China is getting more expensive
At the same time, China is pushing itself out of the market on prices.
“The dynamics that led to the further removal of many industries, especially in the Far East, were primarily costs. Now the difference is closing,” says Brewer.
Industrial wages in China have risen by at least 480% between 2005 and 2021. In the EU, growth was only 48% over the same period.0210 Rising Chinese Labor Costs
In some CEE countries, wages are actually lower than in China.
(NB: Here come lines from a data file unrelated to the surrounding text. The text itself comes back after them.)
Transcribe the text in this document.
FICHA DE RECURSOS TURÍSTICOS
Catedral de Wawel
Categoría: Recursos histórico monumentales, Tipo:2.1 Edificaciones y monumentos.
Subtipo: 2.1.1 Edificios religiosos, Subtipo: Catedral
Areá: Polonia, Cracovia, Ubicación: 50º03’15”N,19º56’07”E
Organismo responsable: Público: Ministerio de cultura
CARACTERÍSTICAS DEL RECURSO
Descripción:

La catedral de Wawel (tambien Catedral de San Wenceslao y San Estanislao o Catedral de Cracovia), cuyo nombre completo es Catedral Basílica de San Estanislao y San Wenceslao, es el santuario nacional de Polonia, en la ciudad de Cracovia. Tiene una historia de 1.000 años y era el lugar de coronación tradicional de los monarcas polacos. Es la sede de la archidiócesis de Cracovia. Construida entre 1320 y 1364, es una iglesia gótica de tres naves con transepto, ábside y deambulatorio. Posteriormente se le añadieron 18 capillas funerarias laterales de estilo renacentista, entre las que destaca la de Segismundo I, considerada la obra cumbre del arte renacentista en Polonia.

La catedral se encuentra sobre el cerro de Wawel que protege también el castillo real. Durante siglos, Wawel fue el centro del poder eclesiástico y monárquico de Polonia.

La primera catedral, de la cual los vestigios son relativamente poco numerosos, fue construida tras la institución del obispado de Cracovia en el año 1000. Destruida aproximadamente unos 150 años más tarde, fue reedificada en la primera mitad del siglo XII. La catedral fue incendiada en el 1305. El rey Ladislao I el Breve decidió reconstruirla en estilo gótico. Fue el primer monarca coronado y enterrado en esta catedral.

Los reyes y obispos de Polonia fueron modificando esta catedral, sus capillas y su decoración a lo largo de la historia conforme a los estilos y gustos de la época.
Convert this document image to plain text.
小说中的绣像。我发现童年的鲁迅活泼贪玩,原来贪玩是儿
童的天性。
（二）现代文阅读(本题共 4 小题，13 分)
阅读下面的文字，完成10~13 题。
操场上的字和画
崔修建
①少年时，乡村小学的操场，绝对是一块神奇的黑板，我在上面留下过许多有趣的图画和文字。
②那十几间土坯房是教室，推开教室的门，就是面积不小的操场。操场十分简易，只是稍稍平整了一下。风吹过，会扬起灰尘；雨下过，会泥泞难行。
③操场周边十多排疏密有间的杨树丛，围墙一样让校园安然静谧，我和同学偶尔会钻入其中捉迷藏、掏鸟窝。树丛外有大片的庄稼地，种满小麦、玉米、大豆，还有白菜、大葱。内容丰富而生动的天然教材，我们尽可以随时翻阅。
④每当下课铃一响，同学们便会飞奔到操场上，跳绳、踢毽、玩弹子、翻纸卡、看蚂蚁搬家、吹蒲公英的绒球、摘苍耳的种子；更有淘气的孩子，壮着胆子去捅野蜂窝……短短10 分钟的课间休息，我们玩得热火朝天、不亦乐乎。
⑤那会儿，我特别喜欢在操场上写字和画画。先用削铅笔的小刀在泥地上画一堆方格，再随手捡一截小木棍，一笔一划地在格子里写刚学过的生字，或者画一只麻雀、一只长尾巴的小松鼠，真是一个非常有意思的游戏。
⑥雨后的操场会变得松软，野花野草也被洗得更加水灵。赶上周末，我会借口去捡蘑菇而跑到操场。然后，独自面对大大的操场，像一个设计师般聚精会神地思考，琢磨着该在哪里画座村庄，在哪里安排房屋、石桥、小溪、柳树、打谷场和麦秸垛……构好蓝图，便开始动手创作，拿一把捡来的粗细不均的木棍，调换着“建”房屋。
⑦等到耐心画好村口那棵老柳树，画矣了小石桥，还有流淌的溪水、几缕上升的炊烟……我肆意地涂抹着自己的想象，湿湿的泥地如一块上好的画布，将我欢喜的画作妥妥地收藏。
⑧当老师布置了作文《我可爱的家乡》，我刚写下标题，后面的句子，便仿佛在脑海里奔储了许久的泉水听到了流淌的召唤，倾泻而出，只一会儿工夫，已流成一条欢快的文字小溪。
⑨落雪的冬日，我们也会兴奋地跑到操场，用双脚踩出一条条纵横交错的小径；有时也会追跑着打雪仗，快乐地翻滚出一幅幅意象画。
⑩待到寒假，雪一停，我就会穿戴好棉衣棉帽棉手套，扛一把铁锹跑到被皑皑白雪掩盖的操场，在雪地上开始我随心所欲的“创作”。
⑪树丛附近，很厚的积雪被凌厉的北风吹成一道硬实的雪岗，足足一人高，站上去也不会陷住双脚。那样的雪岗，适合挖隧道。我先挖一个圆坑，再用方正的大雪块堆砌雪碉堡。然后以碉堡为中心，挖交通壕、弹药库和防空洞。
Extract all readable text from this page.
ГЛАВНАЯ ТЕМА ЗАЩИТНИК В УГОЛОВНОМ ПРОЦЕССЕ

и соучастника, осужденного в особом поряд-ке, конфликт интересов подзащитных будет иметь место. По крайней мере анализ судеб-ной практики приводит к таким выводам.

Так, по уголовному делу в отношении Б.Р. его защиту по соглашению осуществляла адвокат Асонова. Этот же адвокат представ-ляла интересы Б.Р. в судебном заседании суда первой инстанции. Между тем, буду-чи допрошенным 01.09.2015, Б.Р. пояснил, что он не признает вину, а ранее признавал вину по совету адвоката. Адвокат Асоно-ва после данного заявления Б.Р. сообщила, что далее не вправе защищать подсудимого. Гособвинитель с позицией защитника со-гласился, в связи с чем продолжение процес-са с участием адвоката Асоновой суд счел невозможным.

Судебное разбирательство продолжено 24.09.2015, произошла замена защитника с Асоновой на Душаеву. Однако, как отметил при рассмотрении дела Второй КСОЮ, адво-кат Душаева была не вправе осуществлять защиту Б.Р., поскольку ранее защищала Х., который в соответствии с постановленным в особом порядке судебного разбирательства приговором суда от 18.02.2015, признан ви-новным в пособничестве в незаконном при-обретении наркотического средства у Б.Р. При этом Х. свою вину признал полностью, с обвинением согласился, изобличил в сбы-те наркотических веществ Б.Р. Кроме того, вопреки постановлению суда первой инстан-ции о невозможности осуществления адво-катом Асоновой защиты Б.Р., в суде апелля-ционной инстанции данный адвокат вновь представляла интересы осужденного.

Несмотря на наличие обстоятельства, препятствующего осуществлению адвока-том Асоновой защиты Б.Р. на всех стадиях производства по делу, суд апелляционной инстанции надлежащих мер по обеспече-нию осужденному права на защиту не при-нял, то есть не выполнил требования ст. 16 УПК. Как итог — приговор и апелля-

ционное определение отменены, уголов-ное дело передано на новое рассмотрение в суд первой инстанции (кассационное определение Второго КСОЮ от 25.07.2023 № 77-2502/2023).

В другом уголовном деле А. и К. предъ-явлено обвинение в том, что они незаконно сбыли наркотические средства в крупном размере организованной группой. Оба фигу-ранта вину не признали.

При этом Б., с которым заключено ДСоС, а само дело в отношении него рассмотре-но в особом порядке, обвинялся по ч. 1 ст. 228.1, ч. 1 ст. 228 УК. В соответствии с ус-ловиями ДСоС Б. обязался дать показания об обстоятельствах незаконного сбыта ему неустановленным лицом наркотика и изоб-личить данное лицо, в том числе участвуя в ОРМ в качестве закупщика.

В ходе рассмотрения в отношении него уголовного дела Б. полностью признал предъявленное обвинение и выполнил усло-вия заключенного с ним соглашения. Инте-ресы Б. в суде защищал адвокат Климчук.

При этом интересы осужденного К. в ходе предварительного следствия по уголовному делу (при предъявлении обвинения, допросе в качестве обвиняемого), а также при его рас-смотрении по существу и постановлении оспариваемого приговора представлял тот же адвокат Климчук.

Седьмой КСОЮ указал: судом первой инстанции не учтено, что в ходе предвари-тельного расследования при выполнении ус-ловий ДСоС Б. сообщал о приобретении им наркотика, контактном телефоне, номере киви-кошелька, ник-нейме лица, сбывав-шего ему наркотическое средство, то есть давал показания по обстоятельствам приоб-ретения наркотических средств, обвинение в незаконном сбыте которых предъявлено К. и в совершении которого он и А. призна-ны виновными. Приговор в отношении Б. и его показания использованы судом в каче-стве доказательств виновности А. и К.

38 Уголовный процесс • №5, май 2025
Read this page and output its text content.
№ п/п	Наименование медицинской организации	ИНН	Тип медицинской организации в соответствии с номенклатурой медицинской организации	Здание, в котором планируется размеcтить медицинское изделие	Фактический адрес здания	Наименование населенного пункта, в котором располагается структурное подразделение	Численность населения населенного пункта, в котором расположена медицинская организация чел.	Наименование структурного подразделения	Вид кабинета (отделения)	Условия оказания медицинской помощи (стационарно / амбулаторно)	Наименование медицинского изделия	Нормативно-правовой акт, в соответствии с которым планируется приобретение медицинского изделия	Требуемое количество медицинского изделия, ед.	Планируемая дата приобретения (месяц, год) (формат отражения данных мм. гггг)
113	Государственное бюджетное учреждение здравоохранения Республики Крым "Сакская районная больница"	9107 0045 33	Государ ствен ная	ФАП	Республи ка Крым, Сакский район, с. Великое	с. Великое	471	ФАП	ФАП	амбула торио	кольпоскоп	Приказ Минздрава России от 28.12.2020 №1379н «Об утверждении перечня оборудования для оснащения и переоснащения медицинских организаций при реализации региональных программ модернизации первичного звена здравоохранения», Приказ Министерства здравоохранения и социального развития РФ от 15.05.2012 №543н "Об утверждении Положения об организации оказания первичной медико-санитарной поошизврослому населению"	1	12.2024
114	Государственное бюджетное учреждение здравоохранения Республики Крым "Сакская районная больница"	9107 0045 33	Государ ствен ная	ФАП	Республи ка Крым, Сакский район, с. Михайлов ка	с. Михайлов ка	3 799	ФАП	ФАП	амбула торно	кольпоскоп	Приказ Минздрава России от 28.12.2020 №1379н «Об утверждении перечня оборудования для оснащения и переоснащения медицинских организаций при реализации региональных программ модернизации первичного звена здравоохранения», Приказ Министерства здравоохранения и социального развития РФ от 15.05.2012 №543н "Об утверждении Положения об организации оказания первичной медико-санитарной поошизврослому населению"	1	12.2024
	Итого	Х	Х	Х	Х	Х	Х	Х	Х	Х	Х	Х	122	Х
In 2021, the average hourly industrial wage in Serbia and Bulgaria was 5.6 and 5 euros per hour respectively, while the average equivalent in China was 6.1 euros.
“There's also the inevitable factor of geopolitics,” Brewer says, “which is driving very big changes” in sectors like semiconductors and electric vehicles.
0210 Industrial Wages 2021
Regarding competition from Southeast Asian countries, Dvorak says it's Eastern Europe. is far ahead in terms of “intellectual property rights and a stable business environment.”
Dvořák also adds that each country offers a range of cash grants and tax incentives to manufacturers and investors.
>Hungary has one of the lowest corporate tax rates in the EU at 9% and offers partial tax relief for 13 years after investment.
The Czech Republic also offers corporate income tax relief for up to 10 years, because cash grants of up to €12,000 for each job created.
All this is contributing to a boom in interest in Eastern Europe.
“It's business-friendly and cost-effective. “, says Hesselink.